The concept of Summer Wars is an odd one. On the one hand, it is the story of a girl and her quirky family. On the other, the story of a boy wrapped up in a sort-of internet conspiracy. How well do these two mesh?
Kenji Koiso is our protagonist, and is recruited by his older classmate Natsuki Shinohara, to pose as her fiance during her a family get-together. What follows is not in fact a romantic comedy full of misunderstandings, but a look at a japanese family and the events that will bind them together.
And these are the best parts of the movie - being introduced to the family and seeing how they act. Granted, they don't light the movie on fire, and come across as rather cliche, but they do provide some charming moments and fun banter to keep the movie going at a nice clip. For a while, anyways.
The same can't be said for our main character. Kenji is a flat character from beginning to end, and even could be axed from the movie with little consequence. His defining trait is being good at math, but math in this movie amounts to scribbling on paper without going into detail. If this doesn't seem like a big deal, then I'll get into the part where he and Natsuki are relevant, and the other problem of this movie - OZ.
You see, this colorful take on the internet is being terrorized by an advanced hacking AI, and in a world where everything is connected to it, this can only spell trouble. Summer Wars has been described as having great animation and art direction, and OZ is where this truly shines, and could have easily been my favorite part.
The problem? These moments take up less than 25% percent of the film, and are presented in such a disjointed manner than completely distracts from what was going before.
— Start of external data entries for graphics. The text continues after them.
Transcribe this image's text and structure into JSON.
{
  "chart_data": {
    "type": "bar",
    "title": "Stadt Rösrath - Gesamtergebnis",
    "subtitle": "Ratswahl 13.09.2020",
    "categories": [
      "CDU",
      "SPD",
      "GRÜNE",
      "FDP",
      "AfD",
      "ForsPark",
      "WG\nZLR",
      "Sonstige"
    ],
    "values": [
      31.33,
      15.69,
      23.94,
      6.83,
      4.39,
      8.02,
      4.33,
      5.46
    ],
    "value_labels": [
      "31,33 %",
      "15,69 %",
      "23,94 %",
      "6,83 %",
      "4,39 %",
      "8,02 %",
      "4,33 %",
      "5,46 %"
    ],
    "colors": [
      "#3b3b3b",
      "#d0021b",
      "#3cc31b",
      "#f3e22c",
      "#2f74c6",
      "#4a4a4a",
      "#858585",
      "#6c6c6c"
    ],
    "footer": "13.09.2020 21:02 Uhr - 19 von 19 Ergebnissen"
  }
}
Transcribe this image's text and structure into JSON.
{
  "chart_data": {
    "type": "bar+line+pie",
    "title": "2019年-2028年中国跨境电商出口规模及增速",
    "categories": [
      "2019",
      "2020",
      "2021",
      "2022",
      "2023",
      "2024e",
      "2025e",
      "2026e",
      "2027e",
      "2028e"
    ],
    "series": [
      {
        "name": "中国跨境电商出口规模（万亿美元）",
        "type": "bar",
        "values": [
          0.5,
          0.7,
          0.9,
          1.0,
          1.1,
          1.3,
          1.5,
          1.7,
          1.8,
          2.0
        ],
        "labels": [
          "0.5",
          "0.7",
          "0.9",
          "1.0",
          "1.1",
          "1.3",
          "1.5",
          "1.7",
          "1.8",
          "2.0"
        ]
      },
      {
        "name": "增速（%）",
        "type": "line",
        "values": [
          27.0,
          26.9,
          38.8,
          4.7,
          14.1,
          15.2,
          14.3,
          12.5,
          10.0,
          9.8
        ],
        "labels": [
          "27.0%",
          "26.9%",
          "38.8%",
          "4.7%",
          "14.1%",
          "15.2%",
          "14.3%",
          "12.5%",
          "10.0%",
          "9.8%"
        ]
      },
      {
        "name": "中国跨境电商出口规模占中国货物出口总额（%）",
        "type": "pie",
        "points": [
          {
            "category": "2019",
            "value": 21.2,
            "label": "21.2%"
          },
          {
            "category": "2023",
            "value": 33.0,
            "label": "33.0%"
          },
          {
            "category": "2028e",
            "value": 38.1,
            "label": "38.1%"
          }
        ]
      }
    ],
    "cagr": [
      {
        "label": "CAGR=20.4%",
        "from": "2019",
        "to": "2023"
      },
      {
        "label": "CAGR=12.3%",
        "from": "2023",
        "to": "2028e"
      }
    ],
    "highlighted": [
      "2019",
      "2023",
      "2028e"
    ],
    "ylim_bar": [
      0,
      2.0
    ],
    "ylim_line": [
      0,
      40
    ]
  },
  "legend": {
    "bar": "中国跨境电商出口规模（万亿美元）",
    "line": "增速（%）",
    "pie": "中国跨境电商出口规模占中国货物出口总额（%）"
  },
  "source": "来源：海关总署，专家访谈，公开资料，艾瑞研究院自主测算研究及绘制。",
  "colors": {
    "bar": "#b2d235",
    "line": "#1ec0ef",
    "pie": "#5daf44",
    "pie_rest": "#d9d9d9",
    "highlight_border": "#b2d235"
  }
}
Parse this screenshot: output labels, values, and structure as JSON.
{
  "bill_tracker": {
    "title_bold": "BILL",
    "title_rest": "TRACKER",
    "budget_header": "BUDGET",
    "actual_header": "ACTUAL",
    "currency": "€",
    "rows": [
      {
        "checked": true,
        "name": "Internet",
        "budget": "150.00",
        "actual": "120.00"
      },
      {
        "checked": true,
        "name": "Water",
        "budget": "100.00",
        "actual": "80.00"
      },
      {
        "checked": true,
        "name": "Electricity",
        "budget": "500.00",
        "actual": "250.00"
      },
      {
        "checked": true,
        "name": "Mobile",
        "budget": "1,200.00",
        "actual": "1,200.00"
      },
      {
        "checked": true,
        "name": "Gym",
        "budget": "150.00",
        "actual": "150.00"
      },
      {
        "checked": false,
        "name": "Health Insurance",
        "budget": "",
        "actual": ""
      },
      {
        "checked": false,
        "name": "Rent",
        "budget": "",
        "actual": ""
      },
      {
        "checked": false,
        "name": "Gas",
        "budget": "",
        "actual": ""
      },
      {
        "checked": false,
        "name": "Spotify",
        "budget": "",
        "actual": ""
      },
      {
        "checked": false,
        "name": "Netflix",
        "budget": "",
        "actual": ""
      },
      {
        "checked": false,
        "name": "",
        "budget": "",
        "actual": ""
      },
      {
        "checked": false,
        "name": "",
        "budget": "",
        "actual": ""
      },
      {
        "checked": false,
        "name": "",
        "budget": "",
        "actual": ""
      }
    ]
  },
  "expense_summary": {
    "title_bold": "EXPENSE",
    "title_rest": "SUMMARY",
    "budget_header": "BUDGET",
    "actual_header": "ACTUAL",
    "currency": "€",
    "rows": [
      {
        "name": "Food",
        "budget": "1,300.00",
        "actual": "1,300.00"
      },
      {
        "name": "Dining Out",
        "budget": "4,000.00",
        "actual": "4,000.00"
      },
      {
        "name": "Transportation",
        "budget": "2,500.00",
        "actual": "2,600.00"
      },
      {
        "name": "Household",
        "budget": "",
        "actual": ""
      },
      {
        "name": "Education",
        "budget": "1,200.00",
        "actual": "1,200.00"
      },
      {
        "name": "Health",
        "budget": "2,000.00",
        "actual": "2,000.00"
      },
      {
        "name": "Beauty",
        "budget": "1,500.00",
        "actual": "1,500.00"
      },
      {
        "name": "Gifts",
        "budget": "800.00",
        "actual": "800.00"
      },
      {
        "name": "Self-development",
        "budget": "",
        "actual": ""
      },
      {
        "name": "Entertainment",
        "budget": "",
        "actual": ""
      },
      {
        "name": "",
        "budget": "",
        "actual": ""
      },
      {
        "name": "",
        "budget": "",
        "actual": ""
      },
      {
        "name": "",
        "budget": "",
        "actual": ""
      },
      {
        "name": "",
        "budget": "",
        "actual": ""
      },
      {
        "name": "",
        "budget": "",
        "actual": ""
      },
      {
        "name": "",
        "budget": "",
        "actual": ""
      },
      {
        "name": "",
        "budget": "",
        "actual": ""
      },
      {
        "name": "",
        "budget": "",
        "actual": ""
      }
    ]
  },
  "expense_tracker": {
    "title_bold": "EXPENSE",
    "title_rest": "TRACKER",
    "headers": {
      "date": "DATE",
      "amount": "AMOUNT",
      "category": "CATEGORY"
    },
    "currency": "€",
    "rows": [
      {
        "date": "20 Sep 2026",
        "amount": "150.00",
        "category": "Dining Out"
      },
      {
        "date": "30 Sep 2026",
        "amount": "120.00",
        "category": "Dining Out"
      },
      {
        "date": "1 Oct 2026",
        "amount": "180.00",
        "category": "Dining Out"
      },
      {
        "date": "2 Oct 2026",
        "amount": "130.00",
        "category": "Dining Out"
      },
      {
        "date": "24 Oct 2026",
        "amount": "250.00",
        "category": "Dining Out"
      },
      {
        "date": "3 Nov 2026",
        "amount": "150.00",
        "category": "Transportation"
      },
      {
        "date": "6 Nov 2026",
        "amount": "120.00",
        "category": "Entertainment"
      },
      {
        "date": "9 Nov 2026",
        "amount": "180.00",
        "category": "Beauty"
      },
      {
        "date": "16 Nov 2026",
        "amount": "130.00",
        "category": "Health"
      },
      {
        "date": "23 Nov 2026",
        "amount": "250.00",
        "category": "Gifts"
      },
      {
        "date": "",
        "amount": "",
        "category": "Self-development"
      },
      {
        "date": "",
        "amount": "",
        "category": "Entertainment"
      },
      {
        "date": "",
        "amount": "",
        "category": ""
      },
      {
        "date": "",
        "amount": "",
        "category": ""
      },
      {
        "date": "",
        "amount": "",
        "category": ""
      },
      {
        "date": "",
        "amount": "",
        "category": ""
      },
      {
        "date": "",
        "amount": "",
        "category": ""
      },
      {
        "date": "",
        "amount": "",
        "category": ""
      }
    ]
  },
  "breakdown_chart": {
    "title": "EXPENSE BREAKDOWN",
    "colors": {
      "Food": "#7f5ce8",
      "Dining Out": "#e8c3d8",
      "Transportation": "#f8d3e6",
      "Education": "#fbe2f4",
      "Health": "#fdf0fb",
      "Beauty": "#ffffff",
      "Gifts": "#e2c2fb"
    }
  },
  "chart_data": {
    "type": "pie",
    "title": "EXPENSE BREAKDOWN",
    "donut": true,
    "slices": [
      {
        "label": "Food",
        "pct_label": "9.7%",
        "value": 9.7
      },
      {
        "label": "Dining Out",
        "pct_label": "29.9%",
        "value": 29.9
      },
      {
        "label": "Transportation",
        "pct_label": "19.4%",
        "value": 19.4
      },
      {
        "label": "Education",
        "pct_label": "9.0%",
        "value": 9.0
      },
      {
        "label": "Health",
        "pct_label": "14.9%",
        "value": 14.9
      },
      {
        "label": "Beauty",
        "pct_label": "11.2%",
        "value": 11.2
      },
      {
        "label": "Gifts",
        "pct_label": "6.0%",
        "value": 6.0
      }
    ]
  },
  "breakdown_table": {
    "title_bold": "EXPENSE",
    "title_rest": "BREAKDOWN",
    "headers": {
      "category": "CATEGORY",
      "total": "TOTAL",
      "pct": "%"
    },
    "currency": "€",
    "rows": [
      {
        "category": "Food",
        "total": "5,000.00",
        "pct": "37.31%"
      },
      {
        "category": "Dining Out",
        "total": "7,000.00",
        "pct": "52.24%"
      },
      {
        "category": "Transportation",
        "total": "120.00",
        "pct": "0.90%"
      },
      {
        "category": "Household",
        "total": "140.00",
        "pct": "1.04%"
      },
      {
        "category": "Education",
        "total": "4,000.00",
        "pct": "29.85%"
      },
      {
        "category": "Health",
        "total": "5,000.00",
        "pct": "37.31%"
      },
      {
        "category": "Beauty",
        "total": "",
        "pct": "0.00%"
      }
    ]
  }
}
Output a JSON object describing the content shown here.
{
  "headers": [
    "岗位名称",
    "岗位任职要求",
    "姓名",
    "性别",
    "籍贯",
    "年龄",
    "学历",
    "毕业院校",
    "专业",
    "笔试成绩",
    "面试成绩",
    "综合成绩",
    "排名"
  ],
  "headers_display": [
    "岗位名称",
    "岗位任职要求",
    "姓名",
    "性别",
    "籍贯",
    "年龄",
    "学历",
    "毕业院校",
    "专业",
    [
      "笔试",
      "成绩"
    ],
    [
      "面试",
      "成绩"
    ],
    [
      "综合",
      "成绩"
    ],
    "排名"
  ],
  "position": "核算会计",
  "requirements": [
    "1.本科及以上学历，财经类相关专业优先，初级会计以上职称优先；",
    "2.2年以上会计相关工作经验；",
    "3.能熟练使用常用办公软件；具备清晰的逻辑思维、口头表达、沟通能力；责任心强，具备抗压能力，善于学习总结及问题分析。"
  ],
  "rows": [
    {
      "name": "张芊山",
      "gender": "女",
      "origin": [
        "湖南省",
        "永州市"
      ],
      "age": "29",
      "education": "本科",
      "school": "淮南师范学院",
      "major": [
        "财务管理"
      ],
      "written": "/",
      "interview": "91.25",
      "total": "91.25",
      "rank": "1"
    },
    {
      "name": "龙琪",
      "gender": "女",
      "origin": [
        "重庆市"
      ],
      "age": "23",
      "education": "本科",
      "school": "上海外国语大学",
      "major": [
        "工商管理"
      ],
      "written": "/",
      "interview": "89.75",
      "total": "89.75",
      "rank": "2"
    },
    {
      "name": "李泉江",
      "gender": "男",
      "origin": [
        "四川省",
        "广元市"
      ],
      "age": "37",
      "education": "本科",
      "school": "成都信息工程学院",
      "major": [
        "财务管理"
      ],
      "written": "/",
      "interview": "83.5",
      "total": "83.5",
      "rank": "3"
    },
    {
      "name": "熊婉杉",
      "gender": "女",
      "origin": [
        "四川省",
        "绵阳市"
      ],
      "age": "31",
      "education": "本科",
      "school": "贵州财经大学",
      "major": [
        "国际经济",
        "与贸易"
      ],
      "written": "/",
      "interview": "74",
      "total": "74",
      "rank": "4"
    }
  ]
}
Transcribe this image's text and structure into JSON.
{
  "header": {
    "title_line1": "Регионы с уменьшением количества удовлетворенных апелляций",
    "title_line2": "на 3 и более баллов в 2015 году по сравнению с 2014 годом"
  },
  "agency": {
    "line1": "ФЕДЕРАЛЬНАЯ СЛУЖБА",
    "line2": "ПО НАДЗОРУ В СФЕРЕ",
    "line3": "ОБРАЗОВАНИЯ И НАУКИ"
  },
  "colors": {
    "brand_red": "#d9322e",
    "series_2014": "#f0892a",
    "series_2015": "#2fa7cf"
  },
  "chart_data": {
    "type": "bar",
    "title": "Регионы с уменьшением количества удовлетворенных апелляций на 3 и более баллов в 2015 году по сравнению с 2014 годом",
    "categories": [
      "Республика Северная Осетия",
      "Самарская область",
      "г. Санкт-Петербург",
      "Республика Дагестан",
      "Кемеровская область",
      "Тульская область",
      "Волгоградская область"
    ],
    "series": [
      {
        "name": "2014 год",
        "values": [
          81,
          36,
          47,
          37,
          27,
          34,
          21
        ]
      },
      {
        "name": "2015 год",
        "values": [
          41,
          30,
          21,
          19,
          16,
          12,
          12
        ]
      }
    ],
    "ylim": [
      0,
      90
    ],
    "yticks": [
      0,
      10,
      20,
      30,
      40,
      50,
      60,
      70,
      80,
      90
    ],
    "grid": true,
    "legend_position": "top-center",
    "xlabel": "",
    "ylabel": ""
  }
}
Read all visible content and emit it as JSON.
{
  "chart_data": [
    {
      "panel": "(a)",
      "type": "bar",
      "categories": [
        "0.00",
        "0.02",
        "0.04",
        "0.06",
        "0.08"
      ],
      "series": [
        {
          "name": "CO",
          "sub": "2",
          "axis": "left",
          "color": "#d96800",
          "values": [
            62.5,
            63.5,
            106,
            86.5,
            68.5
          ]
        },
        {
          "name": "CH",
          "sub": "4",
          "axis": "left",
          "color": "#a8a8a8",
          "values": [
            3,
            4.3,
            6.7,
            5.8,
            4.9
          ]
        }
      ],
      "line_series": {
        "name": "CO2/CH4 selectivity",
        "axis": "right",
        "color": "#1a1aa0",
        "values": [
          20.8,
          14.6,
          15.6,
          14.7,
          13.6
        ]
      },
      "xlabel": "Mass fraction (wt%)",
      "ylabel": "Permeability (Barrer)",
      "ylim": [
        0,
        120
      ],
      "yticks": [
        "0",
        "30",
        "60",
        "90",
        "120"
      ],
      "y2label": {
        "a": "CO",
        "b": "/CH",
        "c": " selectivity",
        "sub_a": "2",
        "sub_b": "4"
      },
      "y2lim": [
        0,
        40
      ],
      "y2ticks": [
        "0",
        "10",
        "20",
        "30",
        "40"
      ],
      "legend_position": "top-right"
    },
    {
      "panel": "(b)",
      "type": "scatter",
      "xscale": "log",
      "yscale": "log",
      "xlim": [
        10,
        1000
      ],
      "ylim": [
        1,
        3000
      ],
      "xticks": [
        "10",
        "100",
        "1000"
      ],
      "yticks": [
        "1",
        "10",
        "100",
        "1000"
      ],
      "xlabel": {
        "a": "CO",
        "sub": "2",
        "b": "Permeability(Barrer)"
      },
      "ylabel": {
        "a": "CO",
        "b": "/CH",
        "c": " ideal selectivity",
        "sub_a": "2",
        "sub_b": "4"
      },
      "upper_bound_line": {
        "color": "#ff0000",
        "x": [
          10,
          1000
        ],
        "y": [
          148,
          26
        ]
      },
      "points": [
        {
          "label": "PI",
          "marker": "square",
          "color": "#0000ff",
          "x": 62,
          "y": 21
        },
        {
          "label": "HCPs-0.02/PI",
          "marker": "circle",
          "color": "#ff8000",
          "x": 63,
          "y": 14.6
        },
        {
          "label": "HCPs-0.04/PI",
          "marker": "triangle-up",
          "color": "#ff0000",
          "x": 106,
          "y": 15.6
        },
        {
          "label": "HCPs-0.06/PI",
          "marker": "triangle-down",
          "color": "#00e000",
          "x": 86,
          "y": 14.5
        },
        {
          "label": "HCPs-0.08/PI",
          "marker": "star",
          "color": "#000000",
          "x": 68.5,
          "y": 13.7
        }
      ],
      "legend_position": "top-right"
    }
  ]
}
The final conflict comes across as way too convenient, but everybody wrap themselves around it because its the only way Kenji and Natsuki can be important. It suceeds in destroying whatever focus the movie had.
I know could just focus on the parts I like, but these moments ultimately aren't developed enough. I could turn off my brain and go for the ride through OZ, but it ends up coming across as a big distraction in the end because it doesn't mesh with the rest of the movie.
All in all, Summer Wars was just a boring messy 60 min to sit through.